La stabilité de l’Europe, qui semblait une évidence, est révolue. Avec les guerres aux frontières, l’effondrement du libre-échange mondial et les grandes puissances qui utilisent l’interdépendance économique comme une arme : le continent est sous pression. « Les investisseurs doivent naviguer dans un monde devenu plus imprévisible. »
Haroon Sheikh, professeur et scientifique néerlandais, dressait un tableau sombre du Vieux Continent lors du Fondsevent, un événement organisé cette semaine par Investment Officer.
La fin d’une ère favorable
Depuis la chute du mur de Berlin, la résilience et la prospérité de l’Europe se sont accrues pendant des décennies. Les valeurs démocratiques semblaient inaltérables. Mais la situation s’est inversée en peu de temps, a démontré M. Sheikh. Les marchés financiers et les cadres politiques sont encore paramétrés sur l’ancienne réalité, où la géopolitique ne constituait pas une menace sérieuse. « En conséquence, nous ne disposons pas des ressources nécessaires pour comprendre ce qui nous attend », a déclaré le professeur.
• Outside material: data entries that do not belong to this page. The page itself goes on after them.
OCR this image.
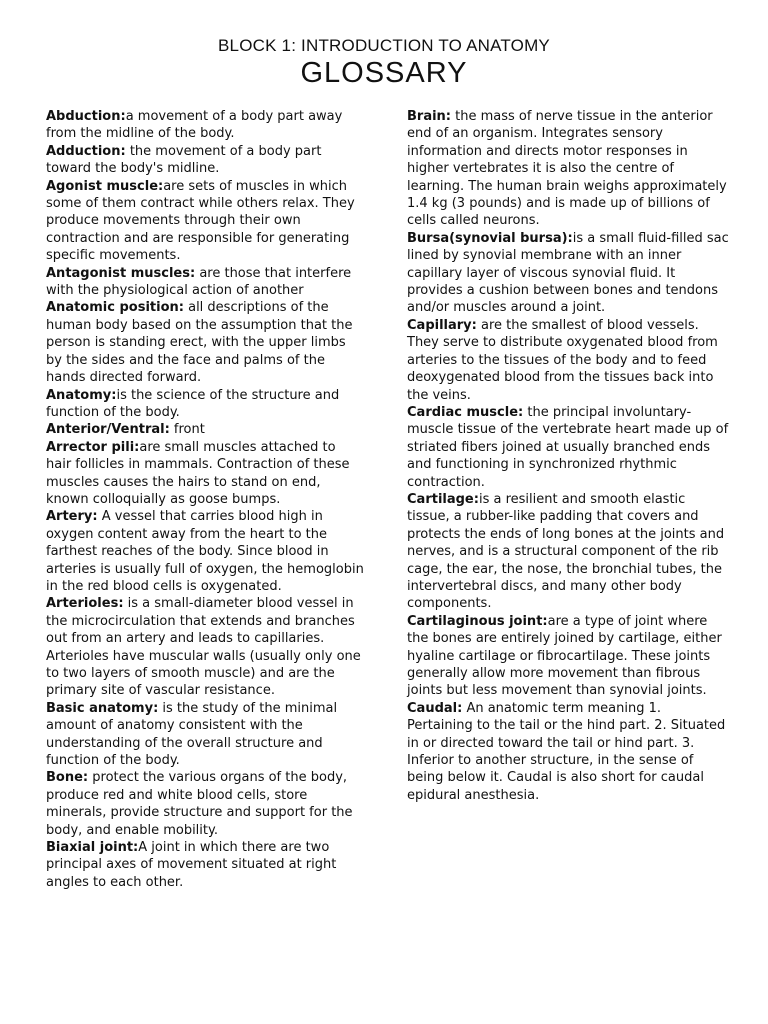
BLOCK 1: INTRODUCTION TO ANATOMY
GLOSSARY

Abduction:a movement of a body part away from the midline of the body.

Adduction: the movement of a body part toward the body's midline.

Agonist muscle:are sets of muscles in which some of them contract while others relax. They produce movements through their own contraction and are responsible for generating specific movements.

Antagonist muscles: are those that interfere with the physiological action of another

Anatomic position: all descriptions of the human body based on the assumption that the person is standing erect, with the upper limbs by the sides and the face and palms of the hands directed forward.

Anatomy:is the science of the structure and function of the body.

Anterior/Ventral: front

Arrector pili:are small muscles attached to hair follicles in mammals. Contraction of these muscles causes the hairs to stand on end, known colloquially as goose bumps.

Artery: A vessel that carries blood high in oxygen content away from the heart to the farthest reaches of the body. Since blood in arteries is usually full of oxygen, the hemoglobin in the red blood cells is oxygenated.

Arterioles: is a small-diameter blood vessel in the microcirculation that extends and branches out from an artery and leads to capillaries. Arterioles have muscular walls (usually only one to two layers of smooth muscle) and are the primary site of vascular resistance.

Basic anatomy: is the study of the minimal amount of anatomy consistent with the understanding of the overall structure and function of the body.

Bone: protect the various organs of the body, produce red and white blood cells, store minerals, provide structure and support for the body, and enable mobility.

Biaxial joint:A joint in which there are two principal axes of movement situated at right angles to each other.

Brain: the mass of nerve tissue in the anterior end of an organism. Integrates sensory information and directs motor responses in higher vertebrates it is also the centre of learning. The human brain weighs approximately 1.4 kg (3 pounds) and is made up of billions of cells called neurons.

Bursa(synovial bursa):is a small fluid-filled sac lined by synovial membrane with an inner capillary layer of viscous synovial fluid. It provides a cushion between bones and tendons and/or muscles around a joint.

Capillary: are the smallest of blood vessels. They serve to distribute oxygenated blood from arteries to the tissues of the body and to feed deoxygenated blood from the tissues back into the veins.

Cardiac muscle: the principal involuntary-muscle tissue of the vertebrate heart made up of striated fibers joined at usually branched ends and functioning in synchronized rhythmic contraction.

Cartilage:is a resilient and smooth elastic tissue, a rubber-like padding that covers and protects the ends of long bones at the joints and nerves, and is a structural component of the rib cage, the ear, the nose, the bronchial tubes, the intervertebral discs, and many other body components.

Cartilaginous joint:are a type of joint where the bones are entirely joined by cartilage, either hyaline cartilage or fibrocartilage. These joints generally allow more movement than fibrous joints but less movement than synovial joints.

Caudal: An anatomic term meaning 1. Pertaining to the tail or the hind part. 2. Situated in or directed toward the tail or hind part. 3. Inferior to another structure, in the sense of being below it. Caudal is also short for caudal epidural anesthesia.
Les risques sont nombreux. La guerre en Ukraine et le conflit au Moyen-Orient rapprochent l’instabilité. Dans le même temps, l’époque du libre-échange est en train de se terminer. Le protectionnisme, les sanctions et le découplage stratégique sont la nouvelle réalité. À titre d’exemple, M. Sheikh a cité les droits de douane imposés par Donald Trump, la rupture des chaînes de création valeur par la Chine et la menace de la Russie de fermer son robinet de gaz. « Tout ce qui relevait autrefois du libre-échange est désormais utilisé comme une arme pour faire pression sur d’autres pays. »
L’évolution des rapports de force
Selon M. Sheikh, l’ordre mondial est en train de se fragmenter. Alors que dans les années 1990, les États-Unis étaient la seule superpuissance, il y en a aujourd’hui « au moins cinq ». Selon un rapport du groupe de réflexion australien ASPI, la Chine est devenue un acteur dominant sur le plan économique et occupe la première place dans 57 des 64 technologies clés. Les États-Unis dominent les autres. La Russie n’est pas une grande puissance économique, mais elle dispose de capacités de sabotage qui perturbent déjà l’OTAN. Pendant ce temps, l’Inde tente de tirer profit de l’évolution des rapports de force.
L’Europe est pour le moment simple spectatrice de ces changements. « La grande question est de savoir comment le continent va résister », a déclaré M. Sheikh. Il estime qu’il est réaliste de penser que les États-Unis ne fourniront plus automatiquement leur soutien. « Dans certains domaines, les États-Unis nous considéreront même comme un ennemi. Nous devons vraiment en tenir compte. »
Les dépendances asymétriques rendent les chaînes d’approvisionnement vulnérables et augmentent la probabilité de perturbations soudaines. De plus, des sanctions ou des tensions géopolitiques peuvent bloquer les marchés du jour au lendemain. « Il est important de ne pas abandonner certains secteurs trop rapidement, a déclaré Haroon Sheikh. Même si l’Europe est à la traîne, nous devons continuer à investir pour au moins rattraper les premiers. Sinon, nous serons bientôt complètement dépendants des autres. »
M. Sheikh ne fait pas de prédictions sur l’avenir. Il s’attend toutefois à ce que la situation se détériore considérablement avant de s’améliorer. « La bataille entre les grandes puissances ne fait que commencer. La Russie se prépare à la confrontation ; les États-Unis et la Chine sont déjà diamétralement opposés. L’Europe reste à l’écart, nous sommes dans une position extrêmement faible. »
C’est précisément ce qui rend les choses plus difficiles pour les investisseurs. Naviguer dans un monde moins prévisible et plus risqué nécessite une réévaluation de la géopolitique et des secteurs stratégiques. La sécurité et la stabilité évidentes des dernières décennies sont révolues, conclut M. Sheikh.